I'm sure you get the idea. If you have a clear picture of who you need as well as what you need, you make the transition to being a manager who seems to have an uncanny knack of finding the right people. It's not a knack, of course, but planning, vision, logic and hard work.
I once made the mistake of being totally seduced by a manager's credentials - I was a general manager seeking to employ a manager - and failing to look hard enough at who he was rather than what he was. Yes, he had the credentials and was very good at his job. But he wasn't a team player and saw everything as a competition, mainly between him and the other managers. Fine in itself, but it didn't work for me or the other managers, who all wanted to pull together. This was one case where I was not good at finding the right person. I had found the wrong person and it took a lot to extricate myself. I had only myself to blame because I hadn't thought sufficiently about who I wanted.
If you're not good at this, or think you could improve, invite somebody you respect to sit in on interviews with you to give you another perspective. Find a mentor or coach to help you work out who you really need
14. Take the rap
"The leaders who work most effectively, it seems to me, never say 'I.' And that's not because they have trained themselves not to say 'I.' They don't think 'I' They think 'we'; they think 'team.' They understand their job to be to make the team function. They accept responsibility and don't sidestep it, but 'we' gets the credit . . . This is what creates trust, what enables you to get the task done." Peter F. Drucker, Managing the Nonprofit Organization
.Sorry, but if the team screws up, it is entirely your fault. If the team does well, the credit is all theirs. A good manager will always take the rap. I know it's easy to use your team as an excuse, but it won't wash. You are the leader, the manager, the boss. If it all goes pear-shaped you have to stand up and take the flack.
It is very easy to say, 'We didn't meet our targets because . . .' But you have to say, 'I didn't meet my targets because . . .' And that 'because' has to be followed by 'I', never 'they'.
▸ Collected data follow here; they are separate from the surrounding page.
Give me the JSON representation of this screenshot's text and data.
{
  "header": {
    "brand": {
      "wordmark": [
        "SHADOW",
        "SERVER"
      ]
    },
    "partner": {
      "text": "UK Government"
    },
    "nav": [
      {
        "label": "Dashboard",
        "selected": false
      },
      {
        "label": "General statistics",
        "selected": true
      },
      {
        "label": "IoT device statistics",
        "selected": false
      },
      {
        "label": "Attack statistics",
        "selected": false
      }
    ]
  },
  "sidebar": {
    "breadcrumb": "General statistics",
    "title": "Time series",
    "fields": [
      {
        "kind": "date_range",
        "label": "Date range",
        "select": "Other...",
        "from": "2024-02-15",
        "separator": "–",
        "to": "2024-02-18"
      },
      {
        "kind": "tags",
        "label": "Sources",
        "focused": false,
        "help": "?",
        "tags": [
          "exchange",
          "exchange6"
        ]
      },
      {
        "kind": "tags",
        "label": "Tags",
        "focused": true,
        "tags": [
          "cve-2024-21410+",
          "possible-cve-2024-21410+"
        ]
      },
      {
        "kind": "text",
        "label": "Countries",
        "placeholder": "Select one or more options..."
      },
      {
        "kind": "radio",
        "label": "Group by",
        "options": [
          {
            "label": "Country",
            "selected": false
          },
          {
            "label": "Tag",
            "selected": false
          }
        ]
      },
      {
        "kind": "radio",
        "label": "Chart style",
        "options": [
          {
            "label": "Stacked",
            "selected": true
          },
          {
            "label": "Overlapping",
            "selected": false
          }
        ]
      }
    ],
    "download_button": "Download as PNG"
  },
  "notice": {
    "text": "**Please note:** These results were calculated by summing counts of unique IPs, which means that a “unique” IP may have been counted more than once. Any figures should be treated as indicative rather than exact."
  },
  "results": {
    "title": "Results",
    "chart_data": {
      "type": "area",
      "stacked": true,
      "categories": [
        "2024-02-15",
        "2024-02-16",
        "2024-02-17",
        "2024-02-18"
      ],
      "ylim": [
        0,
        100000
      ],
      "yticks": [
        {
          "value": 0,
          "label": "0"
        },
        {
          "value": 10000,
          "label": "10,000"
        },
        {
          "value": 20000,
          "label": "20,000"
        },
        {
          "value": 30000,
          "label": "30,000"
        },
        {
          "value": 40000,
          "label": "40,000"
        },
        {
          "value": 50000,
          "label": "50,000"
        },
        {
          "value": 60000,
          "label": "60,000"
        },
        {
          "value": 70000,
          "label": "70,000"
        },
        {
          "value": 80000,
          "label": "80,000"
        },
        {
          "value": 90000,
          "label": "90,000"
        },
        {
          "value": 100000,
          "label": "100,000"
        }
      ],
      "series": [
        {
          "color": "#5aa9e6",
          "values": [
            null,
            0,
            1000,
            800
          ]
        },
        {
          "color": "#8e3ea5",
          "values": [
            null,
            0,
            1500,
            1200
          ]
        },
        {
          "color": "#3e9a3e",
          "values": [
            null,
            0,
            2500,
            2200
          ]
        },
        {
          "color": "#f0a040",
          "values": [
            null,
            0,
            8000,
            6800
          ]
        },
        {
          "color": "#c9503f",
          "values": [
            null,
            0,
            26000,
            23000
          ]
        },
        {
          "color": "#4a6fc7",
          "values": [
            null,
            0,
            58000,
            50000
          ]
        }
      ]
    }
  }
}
It is easy to say, 'We didn't meet our targets because young Brian accidentally upset Client X and they pulled out leaving us short of our sales'. But who put young Brian in charge of such an important client? You. Who organized the sale? You. It has to be you. And your team will die for you if you ask it to, if you take the rap when the going gets tough, believe me. Nothing generates more loyalty than a boss who's prepared to stand up and say, 'I take responsibility'.
But I also know this is a tough one, really tough to do. It takes self-confidence, courage, trust (that you won't get sacked or disciplined) and a certain maturity.
You might think it will go against you, look as if you are incompetent, but on the contrary. If your boss sees you stand up and say, We lost the contract and I take responsibility - these are the steps we're taking to make sure it doesn't happen again' they won't see a failure - they will see a future board member.